A number of scientists have carried out studies which raise concerns as to the SMC’s impartiality.
Finding that many of those who provide expertise on behalf of the SMC are not experts and that the bulk of the work carried out by the SMC favours particular corporate sectors. Certainly, the head of the organisation, Fiona Fox has no scientific background and has a history of gullibility.
Let’s forget all of that though, let’s say that the SMC is correct in this instance.
Let’s say that the conclusions of the BMJ report are highly speculative and should be treated with caution.
The key word here is ‘conclusions’. In other words the interpretation of the results. The actual headline figure on the extra-deaths was not challenged by the experts consulted by the SMC.
To quote SMC scientist, Prof. Martin Roland, Emeritus Professor of Health Services Research, University of Cambridge:
Mortality has been declining in most developed nations for several decades. Commentators have previously noted that deaths have stopped declining in the UK while they continue to decline in other countries. This study suggests that a change happened to cause deaths to stop declining around 2014. This is likely to be a correct finding.
What the SMC experts take umbrage to is the conclusion of blaming the deaths on reduced Health Service spending.
The SMC experts state there could be other causes. That is fair enough. That is what I would call a potentially interesting and informative news segment for intelligent adults.
A responsible news organisation would report on the paper with caveats. The increased death-rate is a big story but the reason for those deaths is something that could be debated. The BBC could have interviewed the scientists who wrote the paper and those who disagree with their conclusions. Balance could have been provided while still reporting the fact that we have a major problem that nobody disagrees with.
Surely that would be a sensible way to handle the report?
The thing I don’t get about the BBC approach is that they do often report on partially and badly sourced news.
We have talked about this recently with regards to political reporting.

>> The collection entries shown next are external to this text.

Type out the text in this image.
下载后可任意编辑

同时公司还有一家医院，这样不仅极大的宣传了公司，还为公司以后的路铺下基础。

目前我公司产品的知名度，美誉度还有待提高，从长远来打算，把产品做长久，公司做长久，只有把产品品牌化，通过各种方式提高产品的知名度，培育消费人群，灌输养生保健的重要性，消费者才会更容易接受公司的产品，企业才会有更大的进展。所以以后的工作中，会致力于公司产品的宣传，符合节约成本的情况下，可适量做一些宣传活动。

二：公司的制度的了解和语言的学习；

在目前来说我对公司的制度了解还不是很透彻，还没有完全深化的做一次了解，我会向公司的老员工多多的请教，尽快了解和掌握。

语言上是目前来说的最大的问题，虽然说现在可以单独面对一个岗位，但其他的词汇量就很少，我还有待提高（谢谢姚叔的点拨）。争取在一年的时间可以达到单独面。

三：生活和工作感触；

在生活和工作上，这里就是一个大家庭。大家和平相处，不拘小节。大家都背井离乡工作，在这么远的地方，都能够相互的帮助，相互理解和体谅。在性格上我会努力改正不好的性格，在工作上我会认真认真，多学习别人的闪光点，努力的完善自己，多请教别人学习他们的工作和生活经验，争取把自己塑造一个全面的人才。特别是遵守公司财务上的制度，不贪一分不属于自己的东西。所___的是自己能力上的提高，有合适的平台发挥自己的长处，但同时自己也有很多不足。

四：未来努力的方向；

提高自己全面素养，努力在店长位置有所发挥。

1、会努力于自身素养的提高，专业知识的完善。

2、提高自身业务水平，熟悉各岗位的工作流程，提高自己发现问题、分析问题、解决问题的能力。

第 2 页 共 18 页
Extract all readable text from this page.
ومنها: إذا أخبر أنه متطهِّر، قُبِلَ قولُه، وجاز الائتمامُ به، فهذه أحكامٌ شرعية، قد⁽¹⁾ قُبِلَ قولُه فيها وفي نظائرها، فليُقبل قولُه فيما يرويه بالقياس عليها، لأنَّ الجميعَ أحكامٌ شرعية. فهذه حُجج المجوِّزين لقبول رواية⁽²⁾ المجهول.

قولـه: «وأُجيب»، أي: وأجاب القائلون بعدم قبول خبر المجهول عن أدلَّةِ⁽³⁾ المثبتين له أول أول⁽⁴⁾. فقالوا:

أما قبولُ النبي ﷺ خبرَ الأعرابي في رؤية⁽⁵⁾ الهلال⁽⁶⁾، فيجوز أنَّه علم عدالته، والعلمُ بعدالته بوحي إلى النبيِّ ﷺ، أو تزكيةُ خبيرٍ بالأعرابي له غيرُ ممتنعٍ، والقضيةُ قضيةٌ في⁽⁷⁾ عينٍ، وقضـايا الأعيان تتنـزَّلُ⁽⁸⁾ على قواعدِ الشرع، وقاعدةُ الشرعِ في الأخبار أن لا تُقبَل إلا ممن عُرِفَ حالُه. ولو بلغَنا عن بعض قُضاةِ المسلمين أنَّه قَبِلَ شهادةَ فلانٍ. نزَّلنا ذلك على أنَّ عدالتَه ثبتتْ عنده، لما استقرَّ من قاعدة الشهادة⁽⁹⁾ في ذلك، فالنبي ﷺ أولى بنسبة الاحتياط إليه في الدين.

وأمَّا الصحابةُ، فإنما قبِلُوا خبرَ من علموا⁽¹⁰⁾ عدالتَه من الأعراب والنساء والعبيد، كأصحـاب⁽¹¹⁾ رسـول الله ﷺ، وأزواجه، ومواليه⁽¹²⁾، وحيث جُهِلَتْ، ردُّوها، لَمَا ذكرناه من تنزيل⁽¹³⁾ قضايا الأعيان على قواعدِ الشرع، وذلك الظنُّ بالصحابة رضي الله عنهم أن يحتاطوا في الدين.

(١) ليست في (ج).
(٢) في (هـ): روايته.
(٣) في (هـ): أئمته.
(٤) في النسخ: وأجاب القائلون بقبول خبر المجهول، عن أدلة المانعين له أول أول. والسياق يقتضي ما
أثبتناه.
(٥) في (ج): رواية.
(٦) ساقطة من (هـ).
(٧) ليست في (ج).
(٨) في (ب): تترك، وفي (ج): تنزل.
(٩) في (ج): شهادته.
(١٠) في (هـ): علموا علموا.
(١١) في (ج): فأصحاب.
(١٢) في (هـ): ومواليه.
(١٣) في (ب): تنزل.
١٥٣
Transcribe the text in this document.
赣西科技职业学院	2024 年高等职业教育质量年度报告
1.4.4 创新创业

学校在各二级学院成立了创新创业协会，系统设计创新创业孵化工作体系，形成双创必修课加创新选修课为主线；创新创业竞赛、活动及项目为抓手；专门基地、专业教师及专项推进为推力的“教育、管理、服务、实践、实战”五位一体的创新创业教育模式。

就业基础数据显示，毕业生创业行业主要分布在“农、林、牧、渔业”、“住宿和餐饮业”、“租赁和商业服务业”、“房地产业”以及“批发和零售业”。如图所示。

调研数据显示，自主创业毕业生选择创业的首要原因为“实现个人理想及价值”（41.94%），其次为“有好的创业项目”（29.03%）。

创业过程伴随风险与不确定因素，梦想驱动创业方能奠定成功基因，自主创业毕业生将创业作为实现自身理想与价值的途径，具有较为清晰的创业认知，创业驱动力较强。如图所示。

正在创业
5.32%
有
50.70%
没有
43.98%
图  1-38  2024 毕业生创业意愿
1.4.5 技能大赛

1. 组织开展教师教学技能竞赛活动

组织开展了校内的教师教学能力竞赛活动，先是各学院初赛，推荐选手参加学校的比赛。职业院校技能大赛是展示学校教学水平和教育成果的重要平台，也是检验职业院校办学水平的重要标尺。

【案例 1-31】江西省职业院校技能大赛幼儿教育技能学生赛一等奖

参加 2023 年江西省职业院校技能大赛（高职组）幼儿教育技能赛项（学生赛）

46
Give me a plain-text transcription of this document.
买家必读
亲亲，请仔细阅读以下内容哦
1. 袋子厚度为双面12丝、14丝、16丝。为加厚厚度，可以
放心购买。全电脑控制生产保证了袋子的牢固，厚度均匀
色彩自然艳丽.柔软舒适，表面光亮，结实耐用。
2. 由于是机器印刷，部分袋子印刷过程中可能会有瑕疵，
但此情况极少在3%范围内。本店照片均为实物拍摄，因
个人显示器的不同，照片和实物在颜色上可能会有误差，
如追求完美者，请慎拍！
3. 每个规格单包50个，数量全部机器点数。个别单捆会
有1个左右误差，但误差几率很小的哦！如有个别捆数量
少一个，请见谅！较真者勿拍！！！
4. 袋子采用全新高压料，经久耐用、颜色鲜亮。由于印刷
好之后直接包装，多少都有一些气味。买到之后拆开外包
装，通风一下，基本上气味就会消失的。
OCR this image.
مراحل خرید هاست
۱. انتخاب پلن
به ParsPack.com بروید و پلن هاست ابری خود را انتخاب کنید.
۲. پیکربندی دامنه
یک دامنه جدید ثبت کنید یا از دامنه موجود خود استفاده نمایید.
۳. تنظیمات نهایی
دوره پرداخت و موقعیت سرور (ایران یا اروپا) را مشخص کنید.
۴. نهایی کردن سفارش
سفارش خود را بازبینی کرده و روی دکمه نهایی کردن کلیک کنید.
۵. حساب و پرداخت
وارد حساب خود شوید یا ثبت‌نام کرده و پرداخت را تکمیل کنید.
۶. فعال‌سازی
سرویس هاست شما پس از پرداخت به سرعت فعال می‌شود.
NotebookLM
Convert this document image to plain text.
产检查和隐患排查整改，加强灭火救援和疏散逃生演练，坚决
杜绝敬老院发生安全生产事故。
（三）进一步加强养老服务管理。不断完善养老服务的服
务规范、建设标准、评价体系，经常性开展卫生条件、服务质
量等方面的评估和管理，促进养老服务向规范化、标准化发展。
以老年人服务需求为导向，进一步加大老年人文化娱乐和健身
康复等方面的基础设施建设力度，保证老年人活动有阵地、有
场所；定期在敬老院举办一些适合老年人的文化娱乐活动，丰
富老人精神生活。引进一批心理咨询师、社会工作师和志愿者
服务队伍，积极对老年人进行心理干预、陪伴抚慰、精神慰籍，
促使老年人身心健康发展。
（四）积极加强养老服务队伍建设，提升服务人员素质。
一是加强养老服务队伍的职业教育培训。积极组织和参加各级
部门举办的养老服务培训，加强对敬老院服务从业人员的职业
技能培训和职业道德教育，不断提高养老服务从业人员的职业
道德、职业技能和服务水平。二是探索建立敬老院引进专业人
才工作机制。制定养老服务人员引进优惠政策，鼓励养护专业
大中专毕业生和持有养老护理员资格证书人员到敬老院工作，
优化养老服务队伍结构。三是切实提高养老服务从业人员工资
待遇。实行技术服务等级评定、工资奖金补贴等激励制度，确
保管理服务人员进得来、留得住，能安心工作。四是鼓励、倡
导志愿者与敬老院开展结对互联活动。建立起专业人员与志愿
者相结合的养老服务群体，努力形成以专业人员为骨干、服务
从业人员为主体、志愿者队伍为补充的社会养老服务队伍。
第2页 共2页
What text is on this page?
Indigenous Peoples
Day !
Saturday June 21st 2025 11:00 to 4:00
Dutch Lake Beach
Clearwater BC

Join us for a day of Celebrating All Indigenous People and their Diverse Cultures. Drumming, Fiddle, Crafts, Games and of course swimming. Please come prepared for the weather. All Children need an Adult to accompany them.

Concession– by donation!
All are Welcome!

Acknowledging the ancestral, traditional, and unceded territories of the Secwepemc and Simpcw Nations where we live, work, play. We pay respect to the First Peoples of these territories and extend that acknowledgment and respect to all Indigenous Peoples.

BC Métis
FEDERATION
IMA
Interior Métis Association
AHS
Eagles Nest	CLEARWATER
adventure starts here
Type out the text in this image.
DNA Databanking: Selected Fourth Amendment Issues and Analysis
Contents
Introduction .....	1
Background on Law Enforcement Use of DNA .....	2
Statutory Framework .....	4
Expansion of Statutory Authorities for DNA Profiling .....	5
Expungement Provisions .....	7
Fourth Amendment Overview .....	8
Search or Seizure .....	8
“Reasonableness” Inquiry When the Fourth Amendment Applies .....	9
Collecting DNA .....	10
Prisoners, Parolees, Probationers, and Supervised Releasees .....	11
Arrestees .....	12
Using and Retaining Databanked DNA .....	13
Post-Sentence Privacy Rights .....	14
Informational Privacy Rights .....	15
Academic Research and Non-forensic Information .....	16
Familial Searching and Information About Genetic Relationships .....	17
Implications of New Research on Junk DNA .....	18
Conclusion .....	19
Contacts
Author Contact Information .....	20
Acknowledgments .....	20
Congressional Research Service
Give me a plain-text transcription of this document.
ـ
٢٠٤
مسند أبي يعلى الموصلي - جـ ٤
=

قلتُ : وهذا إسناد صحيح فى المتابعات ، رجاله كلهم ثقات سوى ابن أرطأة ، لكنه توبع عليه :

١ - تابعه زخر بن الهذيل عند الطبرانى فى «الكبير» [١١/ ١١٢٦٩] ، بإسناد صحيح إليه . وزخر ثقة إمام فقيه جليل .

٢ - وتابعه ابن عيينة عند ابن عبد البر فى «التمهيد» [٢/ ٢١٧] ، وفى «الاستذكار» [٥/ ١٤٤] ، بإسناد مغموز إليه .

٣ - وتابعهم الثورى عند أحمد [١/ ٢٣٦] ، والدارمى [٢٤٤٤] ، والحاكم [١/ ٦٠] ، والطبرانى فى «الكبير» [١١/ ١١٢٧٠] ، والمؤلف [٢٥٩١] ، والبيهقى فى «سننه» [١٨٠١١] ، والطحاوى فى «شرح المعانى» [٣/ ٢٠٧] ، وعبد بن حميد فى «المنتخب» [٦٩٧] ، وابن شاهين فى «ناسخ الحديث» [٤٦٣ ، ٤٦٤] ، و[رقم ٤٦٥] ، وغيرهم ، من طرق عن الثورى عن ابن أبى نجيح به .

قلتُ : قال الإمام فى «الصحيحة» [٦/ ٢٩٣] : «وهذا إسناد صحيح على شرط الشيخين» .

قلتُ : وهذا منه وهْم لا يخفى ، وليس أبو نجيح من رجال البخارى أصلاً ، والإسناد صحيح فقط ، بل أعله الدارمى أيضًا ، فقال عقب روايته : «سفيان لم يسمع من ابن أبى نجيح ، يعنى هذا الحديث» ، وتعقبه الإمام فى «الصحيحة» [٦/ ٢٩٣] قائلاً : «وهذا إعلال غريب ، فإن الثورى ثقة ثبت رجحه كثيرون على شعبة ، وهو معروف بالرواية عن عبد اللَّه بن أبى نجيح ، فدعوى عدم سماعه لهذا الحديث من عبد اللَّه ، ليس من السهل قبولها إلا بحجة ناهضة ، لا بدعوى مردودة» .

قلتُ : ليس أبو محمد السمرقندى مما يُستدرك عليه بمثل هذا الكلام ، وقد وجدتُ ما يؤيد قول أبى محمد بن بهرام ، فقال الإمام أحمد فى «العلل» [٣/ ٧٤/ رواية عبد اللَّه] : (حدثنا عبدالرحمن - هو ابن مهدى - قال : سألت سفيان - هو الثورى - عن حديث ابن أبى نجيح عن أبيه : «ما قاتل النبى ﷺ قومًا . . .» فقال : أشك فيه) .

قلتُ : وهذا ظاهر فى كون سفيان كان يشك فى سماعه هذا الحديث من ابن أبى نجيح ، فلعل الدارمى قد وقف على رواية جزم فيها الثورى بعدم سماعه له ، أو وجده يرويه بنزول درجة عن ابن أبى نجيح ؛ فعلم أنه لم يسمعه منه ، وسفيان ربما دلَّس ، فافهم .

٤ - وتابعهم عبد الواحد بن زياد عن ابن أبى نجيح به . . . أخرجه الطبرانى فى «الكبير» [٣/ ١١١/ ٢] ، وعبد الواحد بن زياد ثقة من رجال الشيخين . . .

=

Often they report on anything that comes out of a politicians mouth regardless of how ridiculous it is and then they provide balance at some point by letting the other side say something equally ridiculous. The Brexiteers’ £350 million for the NHS claim and George Robinson suggesting that an independent Scotland will be cataclysmic are examples of this that pop to mind; but it happens every-day.
Unlike those political examples, the claims made about mortality rates and their causes are not patently bonkers.
They may turn out to be false, but they are claims being made by people who should be taken seriously and published in a journal that is renowned worldwide. The claims deserve a public airing on the BBC even if they should be treated with caution and even if other interpretations of the conclusions should be provided.
It’s not like they don’t cover these types of reports regularly. Practically everytime I happen to catch the BBC news they are broadcasting some health story about the dangers of some food or what causes cancer, based on the type of research in the report above.
This has been under-reported at a time when the media has been in an uproar about Alex Salmond’s show on RT.
I have my reservations about that myself as there is no doubt that RT is extremely biased toward Putin’s regime. Still, when the BBC decides to ignore a damning report about the cause of hundreds of thousands of deaths, and that report implicates their source or funding, and that same source of funding donates to the body that advises them on science, it is hard not to raise an eyebrow.